Possible bug in ctdb

Fri Feb 26 06:22:56 UTC 2021

On Fri, Feb 26, 2021 at 2:57 PM Martin Schwenke <martin at meltin.net> wrote:
>
> Hi Ralph,
>
> On Thu, 25 Feb 2021 13:05:52 +0100, Ralph Boehme <slow at samba.org> wrote:
>
> > I noticed the following if condition in check_static_boolean_change()
> > (defined twice):
> >
> >      if (mode == CONF_MODE_RELOAD || CONF_MODE_API)
> >
> > This will always evaluate to true, I guess that is not intended and the
> > fix would be
> >
> >      if (mode == CONF_MODE_RELOAD || mode == CONF_MODE_API)
> >
> > (WIP attached, lacking bugnumber).
>
> Yes, obviously a bug.  My bug.  Fix looks sane.
>
> Note that this code is actually a no-op and it just logs a warning.
> CTDB doesn't currently support reloading the configuration at run
> time... but the config system does.
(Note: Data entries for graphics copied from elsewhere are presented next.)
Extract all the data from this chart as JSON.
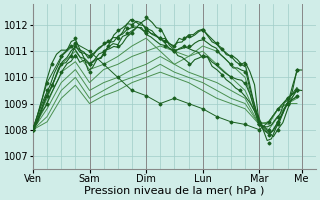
{
  "background_color": "#d0ede8",
  "plot_bg_color": "#d0ede8",
  "grid_color": "#a0ccc8",
  "line_color_dark": "#1a6020",
  "line_color_light": "#4a9050",
  "marker_color": "#1a6020",
  "ylim": [
    1006.5,
    1012.8
  ],
  "yticks": [
    1007,
    1008,
    1009,
    1010,
    1011,
    1012
  ],
  "xlabel": "Pression niveau de la mer( hPa )",
  "xlabel_fontsize": 8,
  "tick_fontsize": 7,
  "day_labels": [
    "Ven",
    "Sam",
    "Dim",
    "Lun",
    "Mar",
    "Me"
  ],
  "day_positions": [
    0,
    24,
    48,
    72,
    96,
    114
  ],
  "xlim": [
    0,
    120
  ],
  "series": [
    [
      0,
      1008.0,
      6,
      1009.3,
      12,
      1010.5,
      18,
      1011.2,
      24,
      1010.8,
      30,
      1011.3,
      36,
      1011.5,
      42,
      1012.0,
      48,
      1011.8,
      54,
      1011.5,
      60,
      1011.2,
      66,
      1011.6,
      72,
      1011.8,
      78,
      1011.3,
      84,
      1010.8,
      90,
      1010.5,
      96,
      1008.2,
      100,
      1007.8,
      104,
      1008.3,
      108,
      1009.0,
      112,
      1010.3
    ],
    [
      0,
      1008.0,
      6,
      1009.0,
      12,
      1010.2,
      18,
      1010.8,
      24,
      1010.5,
      30,
      1010.9,
      36,
      1011.8,
      42,
      1012.2,
      48,
      1011.9,
      54,
      1011.5,
      60,
      1011.0,
      66,
      1011.2,
      72,
      1011.5,
      78,
      1011.0,
      84,
      1010.5,
      90,
      1010.2,
      96,
      1008.3,
      100,
      1008.0,
      104,
      1008.5,
      108,
      1009.2,
      112,
      1009.5
    ],
    [
      0,
      1008.1,
      6,
      1009.5,
      12,
      1010.8,
      18,
      1011.5,
      24,
      1010.2,
      30,
      1011.0,
      36,
      1011.2,
      42,
      1011.7,
      48,
      1012.3,
      54,
      1011.8,
      60,
      1011.0,
      66,
      1010.5,
      72,
      1010.8,
      78,
      1010.5,
      84,
      1010.0,
      90,
      1009.8,
      96,
      1008.3,
      100,
      1007.5,
      104,
      1008.2,
      108,
      1009.0,
      112,
      1009.3
    ],
    [
      0,
      1008.0,
      6,
      1009.2,
      12,
      1010.5,
      18,
      1011.0,
      24,
      1010.3,
      30,
      1010.5,
      36,
      1010.8,
      42,
      1011.2,
      48,
      1011.5,
      54,
      1011.0,
      60,
      1010.5,
      66,
      1010.8,
      72,
      1011.2,
      78,
      1011.0,
      84,
      1010.5,
      90,
      1010.0,
      96,
      1008.2,
      100,
      1008.0,
      104,
      1008.5,
      108,
      1009.0,
      112,
      1009.5
    ],
    [
      0,
      1008.0,
      6,
      1009.0,
      12,
      1010.2,
      18,
      1010.6,
      24,
      1009.8,
      30,
      1010.3,
      36,
      1010.5,
      42,
      1010.8,
      48,
      1011.0,
      54,
      1011.2,
      60,
      1011.0,
      66,
      1010.8,
      72,
      1011.0,
      78,
      1010.5,
      84,
      1010.0,
      90,
      1009.5,
      96,
      1008.3,
      100,
      1008.2,
      104,
      1008.8,
      108,
      1009.2,
      112,
      1009.5
    ],
    [
      0,
      1008.0,
      6,
      1008.8,
      12,
      1009.8,
      18,
      1010.3,
      24,
      1009.5,
      30,
      1009.8,
      36,
      1010.0,
      42,
      1010.3,
      48,
      1010.5,
      54,
      1010.8,
      60,
      1010.5,
      66,
      1010.2,
      72,
      1010.0,
      78,
      1009.8,
      84,
      1009.5,
      90,
      1009.2,
      96,
      1008.2,
      100,
      1008.3,
      104,
      1008.8,
      108,
      1009.0,
      112,
      1009.3
    ],
    [
      0,
      1008.0,
      6,
      1008.5,
      12,
      1009.5,
      18,
      1010.0,
      24,
      1009.2,
      30,
      1009.5,
      36,
      1009.8,
      42,
      1010.0,
      48,
      1010.2,
      54,
      1010.5,
      60,
      1010.2,
      66,
      1010.0,
      72,
      1009.8,
      78,
      1009.5,
      84,
      1009.2,
      90,
      1009.0,
      96,
      1008.2,
      100,
      1008.3,
      104,
      1008.8,
      108,
      1009.0,
      112,
      1009.2
    ],
    [
      0,
      1008.0,
      6,
      1008.3,
      12,
      1009.2,
      18,
      1009.7,
      24,
      1009.0,
      30,
      1009.3,
      36,
      1009.5,
      42,
      1009.8,
      48,
      1010.0,
      54,
      1010.2,
      60,
      1010.0,
      66,
      1009.8,
      72,
      1009.5,
      78,
      1009.2,
      84,
      1009.0,
      90,
      1008.8,
      96,
      1008.2,
      100,
      1008.3,
      104,
      1008.8,
      108,
      1009.0,
      112,
      1009.0
    ],
    [
      0,
      1008.0,
      6,
      1009.8,
      12,
      1010.8,
      18,
      1011.3,
      24,
      1011.0,
      30,
      1010.5,
      36,
      1010.0,
      42,
      1009.5,
      48,
      1009.3,
      54,
      1009.0,
      60,
      1009.2,
      66,
      1009.0,
      72,
      1008.8,
      78,
      1008.5,
      84,
      1008.3,
      90,
      1008.2,
      96,
      1008.0,
      100,
      1008.3,
      104,
      1008.8,
      108,
      1009.2,
      112,
      1009.5
    ]
  ],
  "wiggly_series": [
    {
      "x": [
        0,
        2,
        4,
        6,
        8,
        10,
        12,
        14,
        16,
        18,
        20,
        22,
        24,
        26,
        28,
        30,
        32,
        34,
        36,
        38,
        40,
        42,
        44,
        46,
        48,
        50,
        52,
        54,
        56,
        58,
        60,
        62,
        64,
        66,
        68,
        70,
        72,
        74,
        76,
        78,
        80,
        82,
        84,
        86,
        88,
        90,
        92,
        94,
        96,
        98,
        100,
        102,
        104,
        106,
        108,
        110,
        112,
        114
      ],
      "y": [
        1008.05,
        1008.3,
        1008.8,
        1009.3,
        1009.7,
        1010.1,
        1010.5,
        1010.6,
        1010.8,
        1011.2,
        1011.0,
        1010.9,
        1010.8,
        1010.9,
        1011.1,
        1011.3,
        1011.4,
        1011.5,
        1011.5,
        1011.7,
        1011.9,
        1012.0,
        1012.1,
        1012.05,
        1011.8,
        1011.7,
        1011.6,
        1011.5,
        1011.4,
        1011.3,
        1011.2,
        1011.4,
        1011.5,
        1011.6,
        1011.7,
        1011.8,
        1011.8,
        1011.6,
        1011.4,
        1011.3,
        1011.1,
        1010.9,
        1010.8,
        1010.6,
        1010.5,
        1010.5,
        1010.2,
        1009.8,
        1008.2,
        1008.0,
        1007.8,
        1008.0,
        1008.3,
        1008.6,
        1009.0,
        1009.5,
        1010.3,
        1010.3
      ],
      "style": "wiggly"
    },
    {
      "x": [
        0,
        2,
        4,
        6,
        8,
        10,
        12,
        14,
        16,
        18,
        20,
        22,
        24,
        26,
        28,
        30,
        32,
        34,
        36,
        38,
        40,
        42,
        44,
        46,
        48,
        50,
        52,
        54,
        56,
        58,
        60,
        62,
        64,
        66,
        68,
        70,
        72,
        74,
        76,
        78,
        80,
        82,
        84,
        86,
        88,
        90,
        92,
        94,
        96,
        98,
        100,
        102,
        104,
        106,
        108,
        110,
        112,
        114
      ],
      "y": [
        1008.05,
        1008.5,
        1009.2,
        1010.0,
        1010.5,
        1010.8,
        1011.0,
        1011.1,
        1011.2,
        1011.0,
        1010.8,
        1010.7,
        1010.5,
        1010.7,
        1010.9,
        1011.1,
        1011.2,
        1011.3,
        1011.3,
        1011.5,
        1011.7,
        1011.8,
        1011.9,
        1011.85,
        1011.7,
        1011.5,
        1011.4,
        1011.3,
        1011.2,
        1011.1,
        1011.0,
        1011.1,
        1011.2,
        1011.1,
        1011.0,
        1010.9,
        1010.8,
        1010.7,
        1010.5,
        1010.3,
        1010.1,
        1009.9,
        1009.8,
        1009.6,
        1009.5,
        1009.3,
        1009.0,
        1008.7,
        1008.2,
        1008.1,
        1007.9,
        1007.7,
        1008.0,
        1008.3,
        1008.8,
        1009.2,
        1009.5,
        1009.5
      ],
      "style": "wiggly"
    }
  ]
}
When reloading is implemented it
> will flag that after a config reload we don't look at the new value of
> the variable that points to that config value, so there is no change the
> daemon's behaviour even if that config setting is changed.  There are
> just some things that you can't (or don't want to ;-) change at
> run-time.
>
> For consistency I'd almost like to see that condition coded as:
>
>   if (conf_maybe_updating(mode)) {
>
> although perhaps we should just write it as:
>
>   if (mode != CONF_MODE_LOAD) {
>
> since that catches the other cases consistently.
>
> Let's see what Amitay says.  :-)
>

Let's do mode != CONF_MODE_LOAD...

> > I'm currently debugging a ctdb issue where I wondered whether tdb
> > mutexes are actually enabled (I was seeing "tdb_chain*un*lock() took
> > +-10 ms" many times in the logs).
> >
> > "tdb mutexes" defaults to true, so I wonder whether this bug can cause
> > the default to not become effective, still wrapping my hear around the
> > ctdb config code...
>
> Since it is just a warning, that can't happen.  2 simple
> checks to do.
>
> * Check the logs for the attach:
>
>   2021/01/30 17:40:32.096676 ctdbd[1440545]: Attached to database
>   'yip/node.0/db/volatile/foo.tdb.0' with flags 0x1c41
>
>   That's logged at NOTICE level.
>
>   #define TDB_MUTEX_LOCKING 4096 /** ... */  so that's the leading 1.
>
>   I see this consistently for volatile databases.
>
> * Check the logs for the warning "Ignoring update of ..."
>
>   This is just to see if the warning is triggered.
>
>   I don't see it when I try it out, so I started looking at the conf
>   code to try to figure out why we don't see this logged when the
>   config is initially loaded.
>
>   However, the config is initially loaded before logging is setup
>   (standard chicken/egg situation), so warnings/errors from initial
>   configuration load probably go to stderr?  Perhaps systemd has caught
>   them and put them in the journal?  We should do something about
>   that... not sure what.
>
> How's that?
>
> peace & happiness,
> martin

Amitay.